Yanga Mkonto, another recipient of several of her stars said, “She was a true legend, icon and as much a star as those she kept on sharing with all artist, particularly actors. She always wanted nothing but the best for actors and presented her star with these words, “keep on shining and never stop doing the great work, wherever you go be the best and shine like a star.” Brent Palmer recalls her fondly. “My over-riding feeling or memory was that whenever you spoke with her you felt like you were the most important person in the room.
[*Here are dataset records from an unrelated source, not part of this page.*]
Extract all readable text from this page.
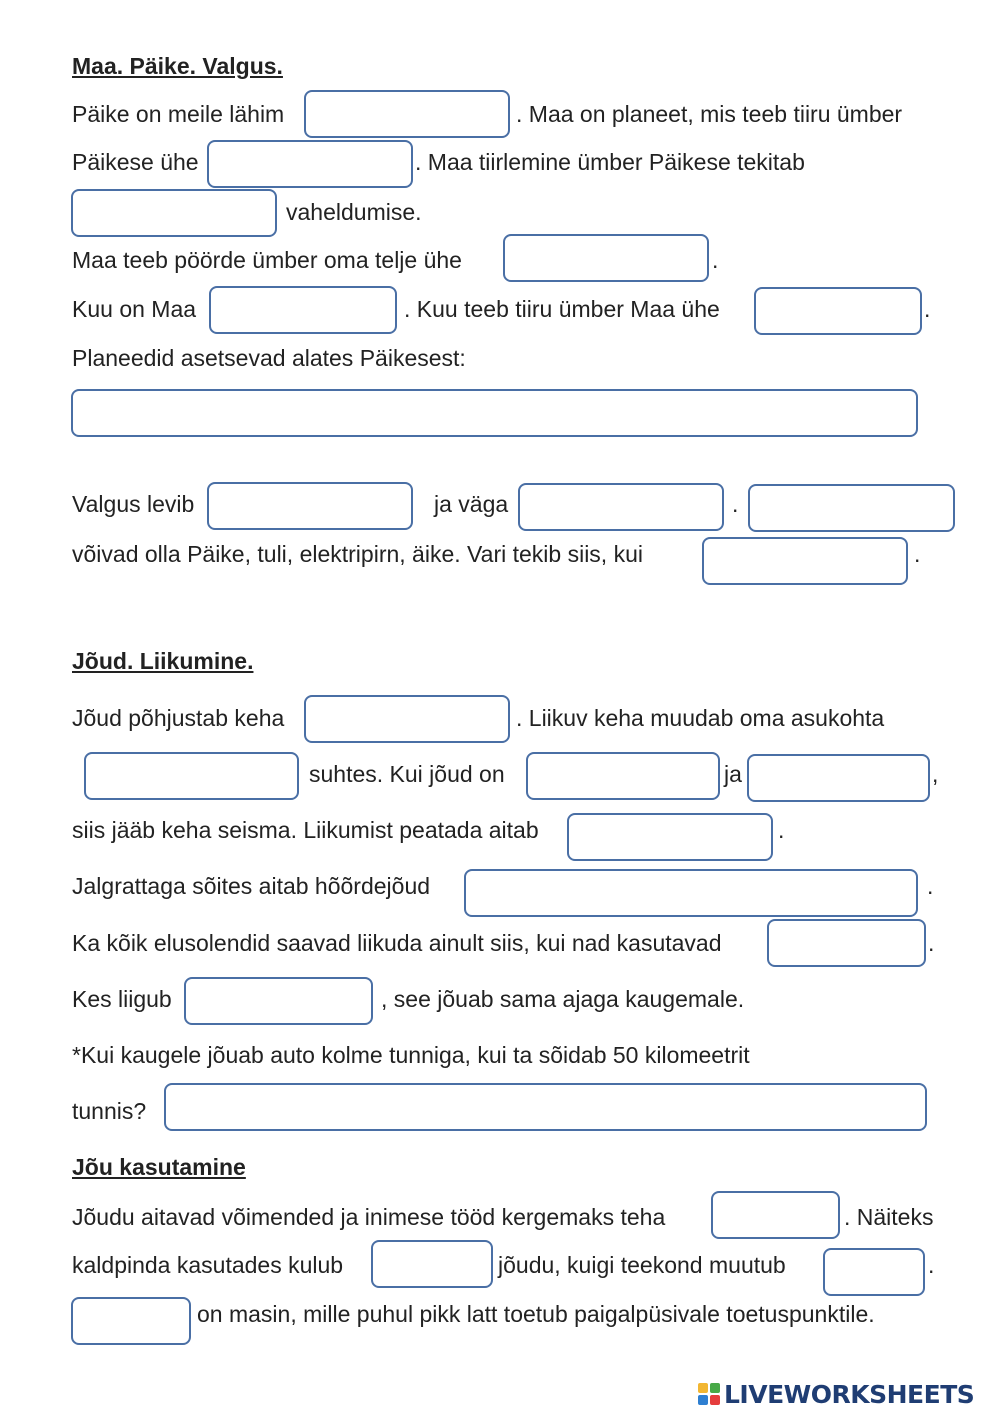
Maa. Päike. Valgus.
Päike on meile lähim	. Maa on planeet, mis teeb tiiru ümber
Päikese ühe	. Maa tiirlemine ümber Päikese tekitab
vaheldumise.
Maa teeb pöörde ümber oma telje ühe	.
Kuu on Maa	. Kuu teeb tiiru ümber Maa ühe	.
Planeedid asetsevad alates Päikesest:
Valgus levib	ja väga	.
võivad olla Päike, tuli, elektripirn, äike. Vari tekib siis, kui	.
Jõud. Liikumine.
Jõud põhjustab keha	. Liikuv keha muudab oma asukohta
suhtes. Kui jõud on	ja	,
siis jääb keha seisma. Liikumist peatada aitab	.
Jalgrattaga sõites aitab hõõrdejõud	.
Ka kõik elusolendid saavad liikuda ainult siis, kui nad kasutavad	.
Kes liigub	, see jõuab sama ajaga kaugemale.
*Kui kaugele jõuab auto kolme tunniga, kui ta sõidab 50 kilomeetrit
tunnis?
Jõu kasutamine
Jõudu aitavad võimended ja inimese tööd kergemaks teha	. Näiteks
kaldpinda kasutades kulub	jõudu, kuigi teekond muutub	.
on masin, mille puhul pikk latt toetub paigalpüsivale toetuspunktile.
LIVEWORKSHEETS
Her son Russell Sieff remembers her. “My memories of mom are always about the little things. She handed so many stars out in her life that she had her own constellation. She had a wide web of people she loved and knew well and whom she shared and put together to advance their careers and personal lives. She was a match maker a magician. She was a mother to all, unconditional loving, giving, sharing generosity - a lady I was so proud to share with the world and was so privileged to be able to give back in her final years. I wish her an astonishing journey and peace where she will most certainly will add untold value to all in her next life.”

Fahiem Stellenboom, Marketing Manager at the Baxter recalls, “Sybil was a tiny giant in the local theatrical universe. Her commitment to the artists is unprecedented. She always handed out a wire star to the performers and team on an opening night which, to me, became her signature blessing of any production.An arts angel has left us to watch over and care for us from heaven.”

An arts angel indeed and one whose memory will always be cherished. She is survived by her children Russel Sieff and Rozelle Abramson, grandchildren Alexia Abramson and Tai Abramson and a dynasty of stars.